The US chip and video card maker AMD has announced the new FreeSync technology, which is a development of the V-Sync technology and a direct competitor to NVIDIA’s G-Sync. In a few words FreeSync is an open-standard technology that makes video and games more fluid on PC monitors. This effect is achieved by letting monitors synchronize their refresh rate to the frame rate of the GPU that sits behind. The final result is fluid display output.
FreeSync does offer a few improvements over G-Sync – it is a specialization of a VESA-standard feature by AMD, which will then be integrated in the DisplayPort feature set and then integrated into DisplayPort 1.2a, which happens to be supported only by Intel’s latest Broadwell processors as well as AMD Radeon GPUs. In addition FreeSync does not require specialized hardware and comes with no licensing fees.

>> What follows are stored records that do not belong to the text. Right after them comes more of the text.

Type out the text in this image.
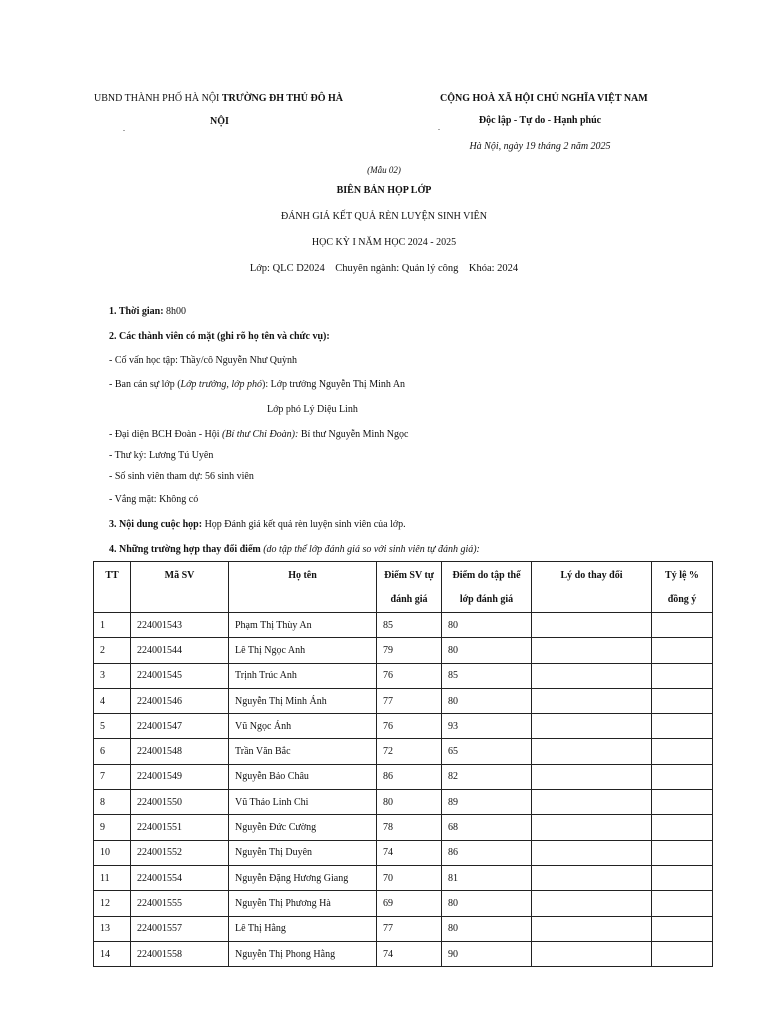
UBND THÀNH PHỐ HÀ NỘI TRƯỜNG ĐH THỦ ĐÔ HÀ
NỘI
.
CỘNG HOÀ XÃ HỘI CHỦ NGHĨA VIỆT NAM
Độc lập - Tự do - Hạnh phúc
.
Hà Nội, ngày 19 tháng 2 năm 2025
(Mẫu 02)
BIÊN BẢN HỌP LỚP
ĐÁNH GIÁ KẾT QUẢ RÈN LUYỆN SINH VIÊN
HỌC KỲ I NĂM HỌC 2024 - 2025
Lớp: QLC D2024    Chuyên ngành: Quản lý công    Khóa: 2024
1. Thời gian: 8h00
2. Các thành viên có mặt (ghi rõ họ tên và chức vụ):
- Cố vấn học tập: Thầy/cô Nguyễn Như Quỳnh
- Ban cán sự lớp (Lớp trưởng, lớp phó): Lớp trưởng Nguyễn Thị Minh An
Lớp phó Lý Diệu Linh
- Đại diện BCH Đoàn - Hội (Bí thư Chi Đoàn): Bí thư Nguyễn Minh Ngọc
- Thư ký: Lương Tú Uyên
- Số sinh viên tham dự: 56 sinh viên
- Vắng mặt: Không có
3. Nội dung cuộc họp: Họp Đánh giá kết quả rèn luyện sinh viên của lớp.
4. Những trường hợp thay đổi điểm (do tập thể lớp đánh giá so với sinh viên tự đánh giá):
TT	Mã SV	Họ tên	Điểm SV tự
đánh giá	Điểm do tập thể
lớp đánh giá	Lý do thay đổi	Tỷ lệ %
đồng ý
1	224001543	Phạm Thị Thùy An	85	80		
2	224001544	Lê Thị Ngọc Anh	79	80		
3	224001545	Trịnh Trúc Anh	76	85		
4	224001546	Nguyễn Thị Minh Ánh	77	80		
5	224001547	Vũ Ngọc Ánh	76	93		
6	224001548	Trần Văn Bắc	72	65		
7	224001549	Nguyễn Bảo Châu	86	82		
8	224001550	Vũ Thảo Linh Chi	80	89		
9	224001551	Nguyễn Đức Cường	78	68		
10	224001552	Nguyễn Thị Duyên	74	86		
11	224001554	Nguyễn Đặng Hương Giang	70	81		
12	224001555	Nguyễn Thị Phương Hà	69	80		
13	224001557	Lê Thị Hằng	77	80		
14	224001558	Nguyễn Thị Phong Hằng	74	90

FreeSync is now supported by all AMD Radeon R9 290, Radeon R9 285, R7 260X, and R7 260 cards, as well as all AMD Kaveri APUs and Intel Core M processors. Software support will soon be added in the upcoming AMD Catalyst 15.3 graphics drivers. Moreover FreeSync will be supported by no less than 12 monitors from major display manufacturers that will be announced shortly after FreeSync. The monitors will include 27-inch, 24-inch, 28-inch, 34-inch, 29-inch and 32-inch models that start at USD 499 and up.